L'ascension de Warhol vers la célébrité

L'ascension de Warhol vers la gloire reflète sa vision artistique unique et les bouleversements culturels plus larges du XXe siècle. Né Andrew Warhola en Pennsylvanie en 1928, Warhol a montré très tôt un talent artistique et a suivi une formation officielle en design graphique au Carnegie Institute of Technology. Après avoir obtenu son diplôme en 1949, Warhol s'installe à New York, où il connaît le succès comme illustrateur commercial. Ses œuvres ont été publiées dans des magazines comme Vogue et Harper's Bazaar, et il s'est fait connaître pour ses dessins à l'encre fantaisistes pour des publicités de chaussures.

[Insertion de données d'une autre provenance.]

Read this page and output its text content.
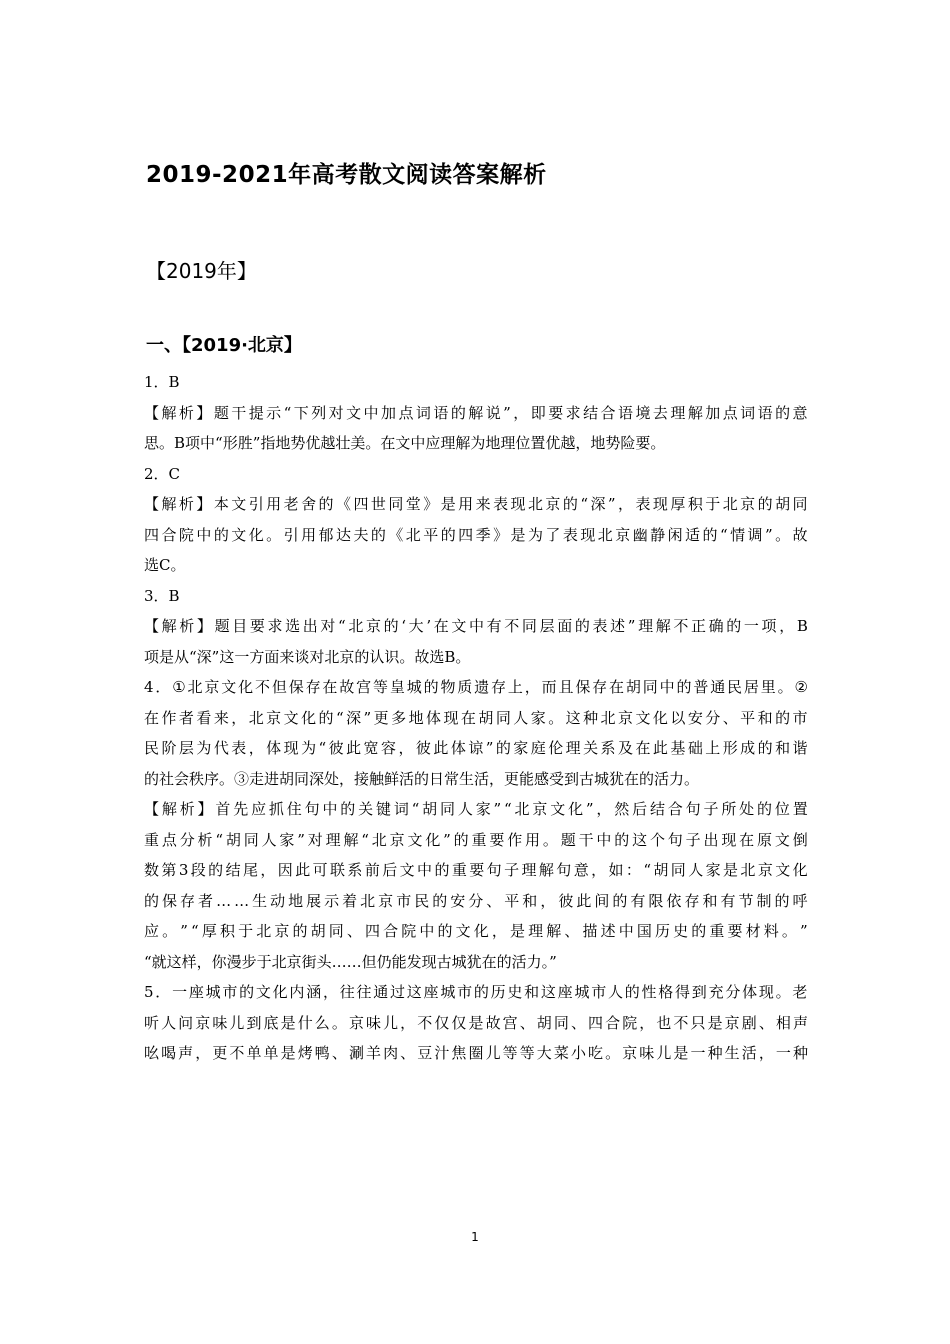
2019-2021年高考散文阅读答案解析
【2019年】
一、【2019·北京】
1．B
【 解 析 】 题 干 提 示 “ 下 列 对 文 中 加 点 词 语 的 解 说 ” ， 即 要 求 结 合 语 境 去 理 解 加 点 词 语 的 意
思。B项中“形胜”指地势优越壮美。在文中应理解为地理位置优越，地势险要。
2．C
【 解 析 】 本 文 引 用 老 舍 的 《 四 世 同 堂 》 是 用 来 表 现 北 京 的 “ 深 ” ， 表 现 厚 积 于 北 京 的 胡 同
四 合 院 中 的 文 化 。 引 用 郁 达 夫 的 《 北 平 的 四 季 》 是 为 了 表 现 北 京 幽 静 闲 适 的 “ 情 调 ” 。 故
选C。
3．B
【 解 析 】 题 目 要 求 选 出 对 “ 北 京 的 ‘ 大 ’ 在 文 中 有 不 同 层 面 的 表 述 ” 理 解 不 正 确 的 一 项 ， B
项是从“深”这一方面来谈对北京的认识。故选B。
4 ． ① 北 京 文 化 不 但 保 存 在 故 宫 等 皇 城 的 物 质 遗 存 上 ， 而 且 保 存 在 胡 同 中 的 普 通 民 居 里 。 ②
在 作 者 看 来 ， 北 京 文 化 的 “ 深 ” 更 多 地 体 现 在 胡 同 人 家 。 这 种 北 京 文 化 以 安 分 、 平 和 的 市
民 阶 层 为 代 表 ， 体 现 为 “ 彼 此 宽 容 ， 彼 此 体 谅 ” 的 家 庭 伦 理 关 系 及 在 此 基 础 上 形 成 的 和 谐
的社会秩序。③走进胡同深处，接触鲜活的日常生活，更能感受到古城犹在的活力。
【 解 析 】 首 先 应 抓 住 句 中 的 关 键 词 “ 胡 同 人 家 ” “ 北 京 文 化 ” ， 然 后 结 合 句 子 所 处 的 位 置
重 点 分 析 “ 胡 同 人 家 ” 对 理 解 “ 北 京 文 化 ” 的 重 要 作 用 。 题 干 中 的 这 个 句 子 出 现 在 原 文 倒
数 第 3 段 的 结 尾 ， 因 此 可 联 系 前 后 文 中 的 重 要 句 子 理 解 句 意 ， 如 ： “ 胡 同 人 家 是 北 京 文 化
的 保 存 者 … … 生 动 地 展 示 着 北 京 市 民 的 安 分 、 平 和 ， 彼 此 间 的 有 限 依 存 和 有 节 制 的 呼
应 。 ” “ 厚 积 于 北 京 的 胡 同 、 四 合 院 中 的 文 化 ， 是 理 解 、 描 述 中 国 历 史 的 重 要 材 料 。 ”
“就这样，你漫步于北京街头……但仍能发现古城犹在的活力。”
5 ． 一 座 城 市 的 文 化 内 涵 ， 往 往 通 过 这 座 城 市 的 历 史 和 这 座 城 市 人 的 性 格 得 到 充 分 体 现 。 老
听 人 问 京 味 儿 到 底 是 什 么 。 京 味 儿 ， 不 仅 仅 是 故 宫 、 胡 同 、 四 合 院 ， 也 不 只 是 京 剧 、 相 声
吆 喝 声 ， 更 不 单 单 是 烤 鸭 、 涮 羊 肉 、 豆 汁 焦 圈 儿 等 等 大 菜 小 吃 。 京 味 儿 是 一 种 生 活 ， 一 种
1
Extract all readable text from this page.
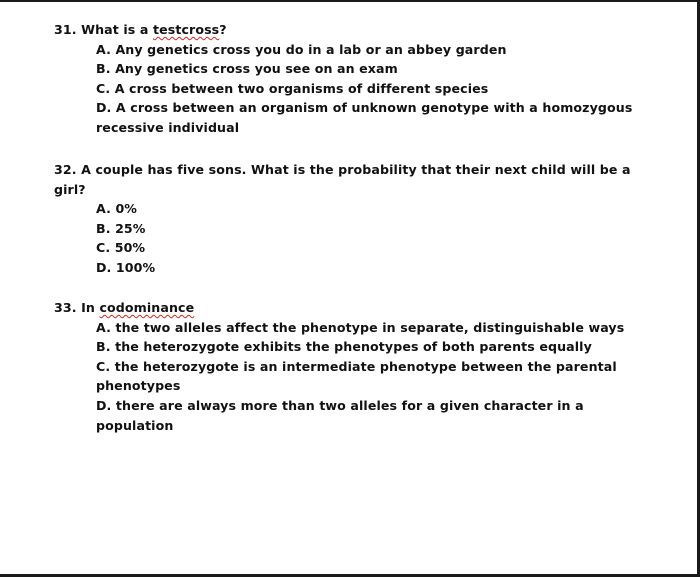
31. What is a testcross?

A. Any genetics cross you do in a lab or an abbey garden
B. Any genetics cross you see on an exam
C. A cross between two organisms of different species
D. A cross between an organism of unknown genotype with a homozygous recessive individual

32. A couple has five sons. What is the probability that their next child will be a girl?

A. 0%
B. 25%
C. 50%
D. 100%

33. In codominance

A. the two alleles affect the phenotype in separate, distinguishable ways
B. the heterozygote exhibits the phenotypes of both parents equally
C. the heterozygote is an intermediate phenotype between the parental phenotypes
D. there are always more than two alleles for a given character in a population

La percée de Warhol dans le monde des beaux-arts a eu lieu au début des années 1960. Il a commencé à créer des peintures basées sur des bandes dessinées et des publicités, s'alignant sur le mouvement Pop Art naissant. En 1962, Warhol a créé sa célèbre série Campbell’s Soup Cans, qui a solidifié sa renommée dans le milieu artistique. Présentant 32 toiles des boîtes de soupe, chacune représentant une saveur différente, l'œuvre remettait en question les perceptions traditionnelles de l'art par son adoption d'objets du quotidien banals. La méthode de production en chaîne de Warhol était également révolutionnaire et son studio, connu sous le nom de The Factory, est devenu un lieu de rencontre célèbre pour les bohèmes, les icônes LGBTQ+, les dramaturges, les célébrités hollywoodiennes, les mécènes fortunés et les intellectuels.

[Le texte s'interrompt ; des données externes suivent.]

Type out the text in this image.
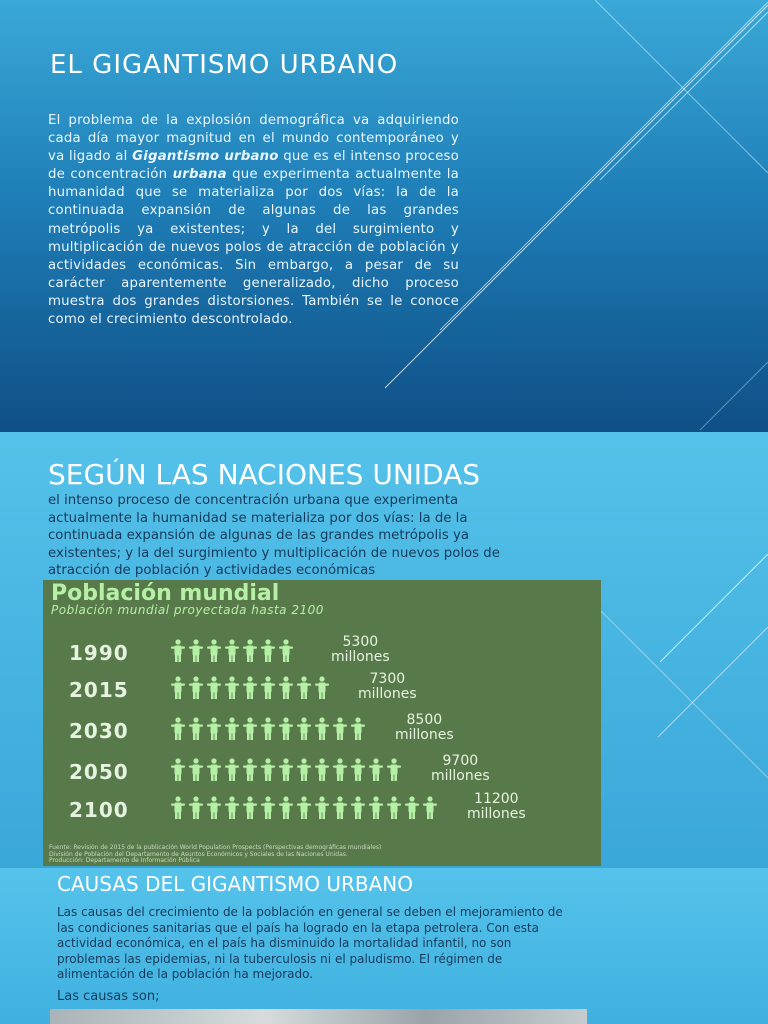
EL GIGANTISMO URBANO

El problema de la explosión demográfica va adquiriendo cada día mayor magnitud en el mundo contemporáneo y va ligado al Gigantismo urbano que es el intenso proceso de concentración urbana que experimenta actualmente la humanidad que se materializa por dos vías: la de la continuada expansión de algunas de las grandes metrópolis ya existentes; y la del surgimiento y multiplicación de nuevos polos de atracción de población y actividades económicas. Sin embargo, a pesar de su carácter aparentemente generalizado, dicho proceso muestra dos grandes distorsiones. También se le conoce como el crecimiento descontrolado.

SEGÚN LAS NACIONES UNIDAS

el intenso proceso de concentración urbana que experimenta actualmente la humanidad se materializa por dos vías: la de la continuada expansión de algunas de las grandes metrópolis ya existentes; y la del surgimiento y multiplicación de nuevos polos de atracción de población y actividades económicas

Población mundial
Población mundial proyectada hasta 2100
1990	5300
millones
2015	7300
millones
2030	8500
millones
2050	9700
millones
2100	11200
millones
Fuente: Revisión de 2015 de la publicación World Population Prospects (Perspectivas demográficas mundiales)
División de Población del Departamento de Asuntos Económicos y Sociales de las Naciones Unidas.
Producción: Departamento de Información Pública
CAUSAS DEL GIGANTISMO URBANO

Las causas del crecimiento de la población en general se deben el mejoramiento de las condiciones sanitarias que el país ha logrado en la etapa petrolera. Con esta actividad económica, en el país ha disminuido la mortalidad infantil, no son problemas las epidemias, ni la tuberculosis ni el paludismo. El régimen de alimentación de la población ha mejorado.

Las causas son;
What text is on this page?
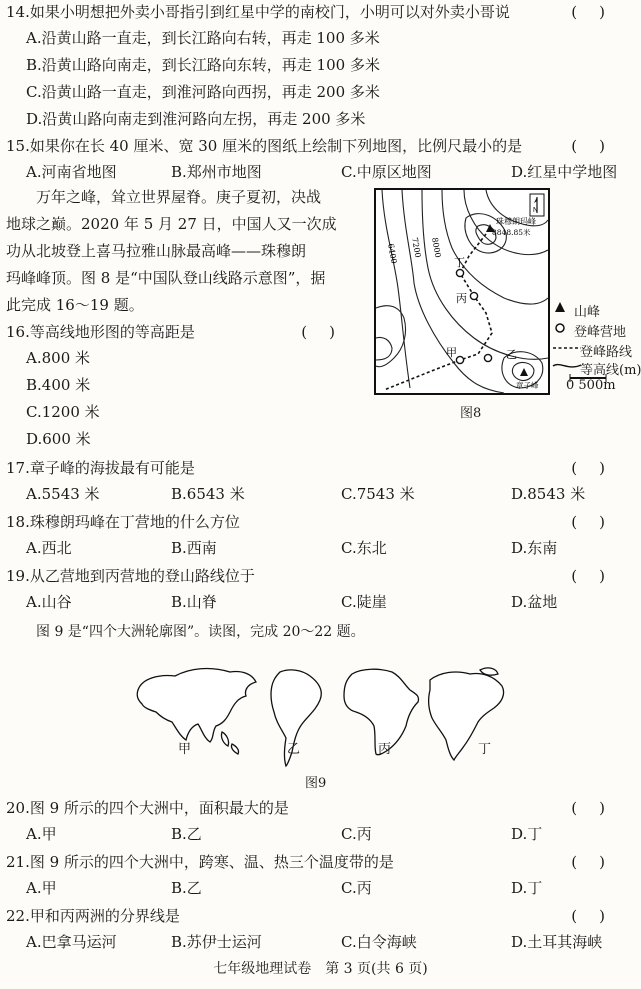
14.如果小明想把外卖小哥指引到红星中学的南校门，小明可以对外卖小哥说	()
A.沿黄山路一直走，到长江路向右转，再走 100 多米
B.沿黄山路向南走，到长江路向东转，再走 100 多米
C.沿黄山路一直走，到淮河路向西拐，再走 200 多米
D.沿黄山路向南走到淮河路向左拐，再走 200 多米
15.如果你在长 40 厘米、宽 30 厘米的图纸上绘制下列地图，比例尺最小的是	()
A.河南省地图	B.郑州市地图	C.中原区地图	D.红星中学地图
万年之峰，耸立世界屋脊。庚子夏初，决战
地球之巅。2020 年 5 月 27 日，中国人又一次成
功从北坡登上喜马拉雅山脉最高峰——珠穆朗
玛峰峰顶。图 8 是“中国队登山线路示意图”，据
此完成 16～19 题。
6400 7200 8000
N
珠穆朗玛峰
8848.85米
丁
丙
乙
甲
章子峰
山峰
登峰营地
登峰路线
等高线(m)
0 500m
图8
16.等高线地形图的等高距是	()
A.800 米
B.400 米
C.1200 米
D.600 米
17.章子峰的海拔最有可能是	()
A.5543 米	B.6543 米	C.7543 米	D.8543 米
18.珠穆朗玛峰在丁营地的什么方位	()
A.西北	B.西南	C.东北	D.东南
19.从乙营地到丙营地的登山路线位于	()
A.山谷	B.山脊	C.陡崖	D.盆地
图 9 是“四个大洲轮廓图”。读图，完成 20～22 题。
甲	乙	丙	丁
图9
20.图 9 所示的四个大洲中，面积最大的是	()
A.甲	B.乙	C.丙	D.丁
21.图 9 所示的四个大洲中，跨寒、温、热三个温度带的是	()
A.甲	B.乙	C.丙	D.丁
22.甲和丙两洲的分界线是	()
A.巴拿马运河	B.苏伊士运河	C.白令海峡	D.土耳其海峡
七年级地理试卷　第 3 页(共 6 页)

L'œuvre de Warhol est devenue synonyme du Pop Art, et son approche de la création – axée sur la production de masse et la culture de consommation – a eu une influence durable sur le monde de l'art. Il a remis en question les distinctions entre l'art « noble » et l'art « populaire », brouillant les frontières entre l'art et le commerce. De plus, il possédait une compréhension profonde de la culture des célébrités et des médias, devenant une icône culturelle autant que les sujets qu'il dépeignait, grâce à sa personnalité énigmatique et sa perruque argentée distinctive. Warhol était à son apogée lorsqu'il a rencontré Valerie Solanas.

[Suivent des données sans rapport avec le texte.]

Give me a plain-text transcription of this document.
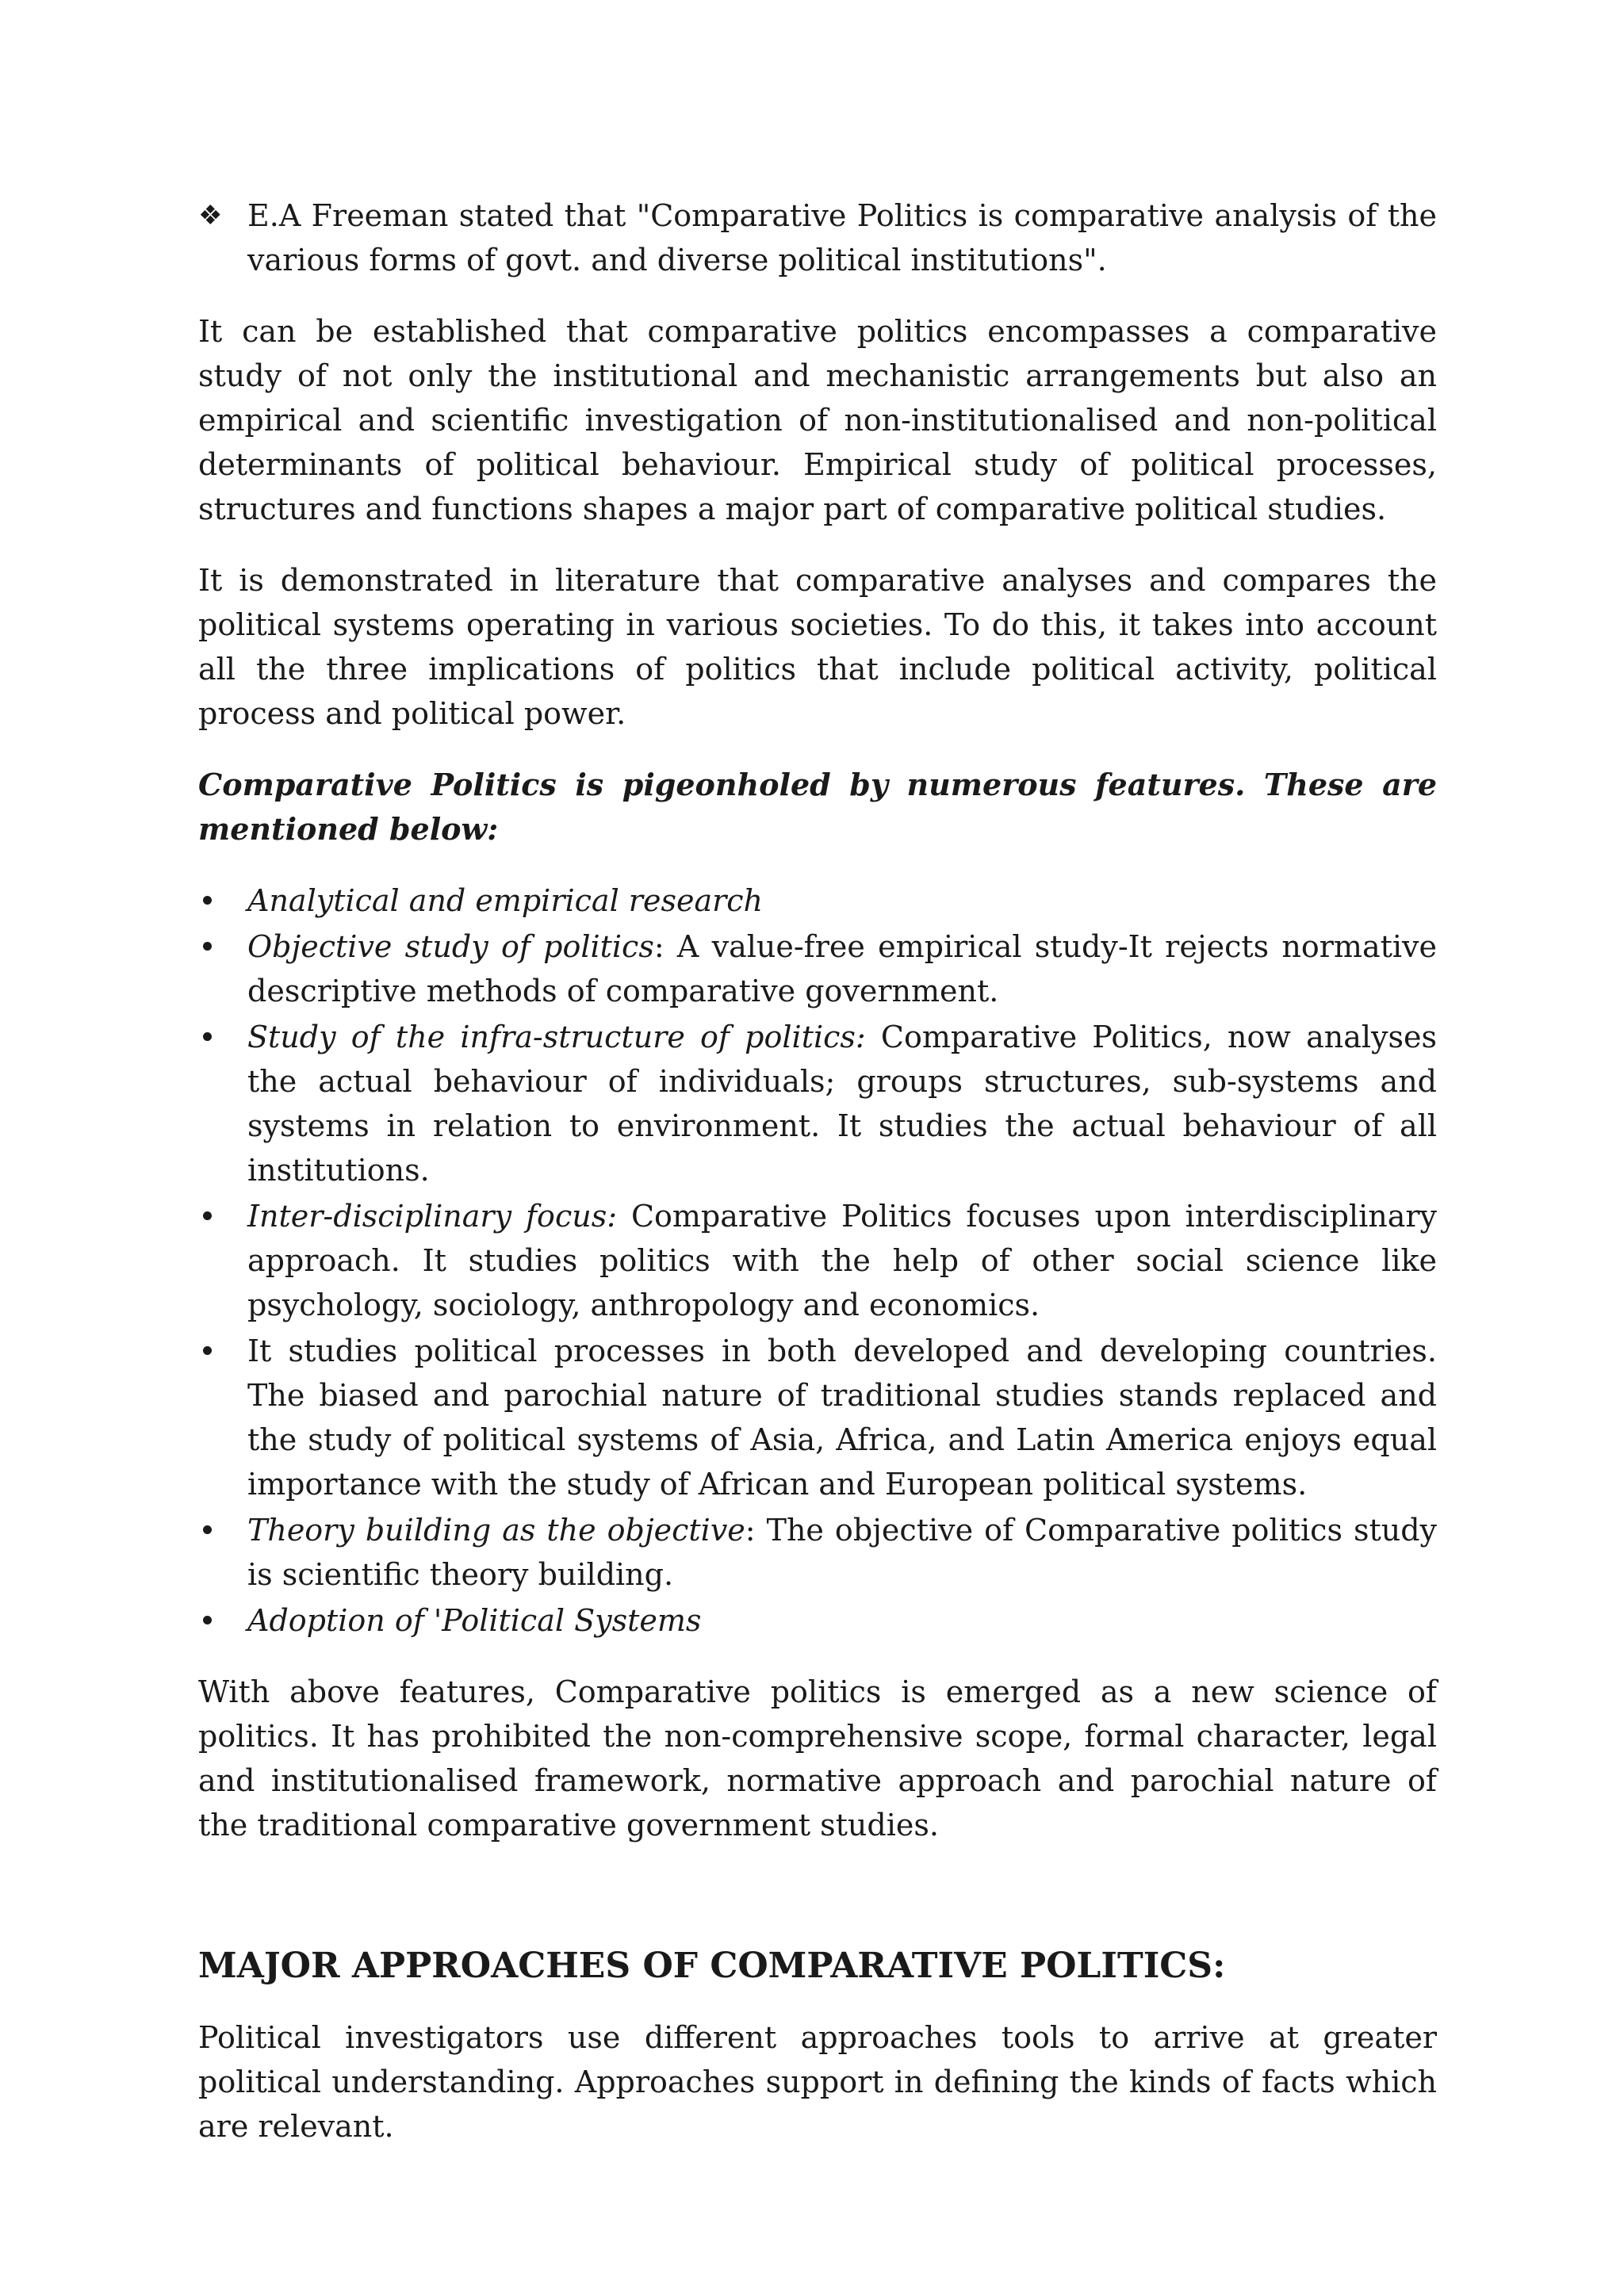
❖ E.A Freeman stated that "Comparative Politics is comparative analysis of the various forms of govt. and diverse political institutions".

It can be established that comparative politics encompasses a comparative study of not only the institutional and mechanistic arrangements but also an empirical and scientific investigation of non-institutionalised and non-political determinants of political behaviour. Empirical study of political processes, structures and functions shapes a major part of comparative political studies.

It is demonstrated in literature that comparative analyses and compares the political systems operating in various societies. To do this, it takes into account all the three implications of politics that include political activity, political process and political power.

Comparative Politics is pigeonholed by numerous features. These are mentioned below:

Analytical and empirical research
Objective study of politics: A value-free empirical study-It rejects normative descriptive methods of comparative government.
Study of the infra-structure of politics: Comparative Politics, now analyses the actual behaviour of individuals; groups structures, sub-systems and systems in relation to environment. It studies the actual behaviour of all institutions.
Inter-disciplinary focus: Comparative Politics focuses upon interdisciplinary approach. It studies politics with the help of other social science like psychology, sociology, anthropology and economics.
It studies political processes in both developed and developing countries. The biased and parochial nature of traditional studies stands replaced and the study of political systems of Asia, Africa, and Latin America enjoys equal importance with the study of African and European political systems.
Theory building as the objective: The objective of Comparative politics study is scientific theory building.
Adoption of 'Political Systems

With above features, Comparative politics is emerged as a new science of politics. It has prohibited the non-comprehensive scope, formal character, legal and institutionalised framework, normative approach and parochial nature of the traditional comparative government studies.

MAJOR APPROACHES OF COMPARATIVE POLITICS:

Political investigators use different approaches tools to arrive at greater political understanding. Approaches support in defining the kinds of facts which are relevant.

Cette image présente la couverture avant et la couverture arrière du livre de Solana, SCUM Manifesto. L'auteure est représentée sur la couverture avant, tandis que le titre « Andy Warhol fights for life » figure au dos.Image © Creative Commons via Flickr / Manifeste S.C.U.M. de Valerie Solanas

Valerie Solanas : la femme derrière l'arme

Valerie Solanas, la femme qui tenta d'assassiner Warhol, est une figure complexe de l'histoire contemporaine. Née en 1936 dans le New Jersey, Solanas a connu une enfance difficile marquée par les abus et la négligence, y compris une période de sans-abrisme. Malgré cela, elle manifesta un intellect vif et un talent pour l'écriture, étudiant finalement la psychologie à l'Université du Maryland. Elle s'installa dans la ville de New York au milieu des années 1960, où elle rédigea un ouvrage féministe radical intitulé le Manifeste SCUM (Society for Cutting Up Men). Il prônait l'élimination du sexe masculin et la création d'une société exclusivement féminine, ce qui constituait une expression provocatrice et extrême de la pensée féministe, reflétant sa colère et sa frustration face à la société patriarcale de l'époque.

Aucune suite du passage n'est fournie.